Our Client v. Their Employer’s Plan with MetLife
We helped our client get the long term disability benefits that they were entitled to under their plan with MetLife. Our client held a B.B.A. degree in business administration and worked as a store manager before contracting Parvovirus B19 infection and developing fibromyalgia, chronic fatigue, anxiety, depression, and insomnia. These debilitating illnesses rendered them unable to perform even sedentary work, much less their career as store manager.
MetLife initially approved our client’s application for long-term disability, but later terminated their disability benefits because its consulting physicians disagreed with the opinions of our client’s personal physician. In response, our client provided MetLife the opinion of their personal physician, which stated that they were incapable of performing even a sedentary job. Additionally, we consulted a well-qualified vocational expert who confirmed that the limitations observed by our client’s physician did indeed preclude them from any type of job in the national economy. Rather than take these expert opinions into account, MetLife sided with the consultants it had hired.
MetLife’s consultants merely reviewed our client’s medical records and never performed a physical medical evaluation.

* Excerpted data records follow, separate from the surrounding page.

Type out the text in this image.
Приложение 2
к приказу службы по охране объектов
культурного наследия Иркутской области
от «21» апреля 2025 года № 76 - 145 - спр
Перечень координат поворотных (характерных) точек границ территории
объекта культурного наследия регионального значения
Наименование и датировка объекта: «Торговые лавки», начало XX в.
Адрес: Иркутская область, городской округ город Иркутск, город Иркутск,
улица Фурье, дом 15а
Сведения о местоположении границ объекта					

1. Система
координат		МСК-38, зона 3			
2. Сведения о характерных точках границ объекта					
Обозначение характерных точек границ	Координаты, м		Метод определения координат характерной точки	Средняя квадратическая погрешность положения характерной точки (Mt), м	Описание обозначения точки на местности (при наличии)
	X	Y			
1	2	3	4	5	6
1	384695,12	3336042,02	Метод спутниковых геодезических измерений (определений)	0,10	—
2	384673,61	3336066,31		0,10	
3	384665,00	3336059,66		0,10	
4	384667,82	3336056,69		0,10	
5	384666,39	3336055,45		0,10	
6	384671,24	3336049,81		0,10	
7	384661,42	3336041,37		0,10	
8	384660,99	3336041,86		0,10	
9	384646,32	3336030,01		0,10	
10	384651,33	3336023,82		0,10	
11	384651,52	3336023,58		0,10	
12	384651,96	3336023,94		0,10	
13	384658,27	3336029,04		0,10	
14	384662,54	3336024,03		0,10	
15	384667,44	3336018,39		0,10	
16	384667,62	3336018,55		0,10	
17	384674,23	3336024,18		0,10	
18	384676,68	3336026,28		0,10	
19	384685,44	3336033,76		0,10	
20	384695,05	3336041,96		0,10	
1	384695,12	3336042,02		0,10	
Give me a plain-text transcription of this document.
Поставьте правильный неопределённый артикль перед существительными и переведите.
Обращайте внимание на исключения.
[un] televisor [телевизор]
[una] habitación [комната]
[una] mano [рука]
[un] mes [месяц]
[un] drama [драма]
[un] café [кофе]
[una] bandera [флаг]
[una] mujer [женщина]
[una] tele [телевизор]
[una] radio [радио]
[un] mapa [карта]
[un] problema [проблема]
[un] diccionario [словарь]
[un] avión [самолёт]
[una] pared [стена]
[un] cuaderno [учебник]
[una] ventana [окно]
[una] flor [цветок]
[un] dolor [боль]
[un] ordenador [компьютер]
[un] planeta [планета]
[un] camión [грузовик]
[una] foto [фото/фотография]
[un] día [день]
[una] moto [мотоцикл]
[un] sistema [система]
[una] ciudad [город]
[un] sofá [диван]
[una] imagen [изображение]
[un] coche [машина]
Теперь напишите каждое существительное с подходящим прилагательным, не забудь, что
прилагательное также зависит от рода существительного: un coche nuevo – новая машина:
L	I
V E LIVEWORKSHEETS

Because the plan explicitly stated that MetLife had the authority to require our client to submit to such an examination, the court found that MetLife was unreasonable in not requesting such an examination. The court agreed with us that MetLife’s decision-making process was arbitrary and capricious. Taking that into account, along with the obvious conflicts of interest in MetLife relying on its own paid consulting physicians, the court reversed MetLife’s termination of our client’s disability benefits on grounds that its determination was arbitrary and capricious and ordered it to reconsider our client’s claim.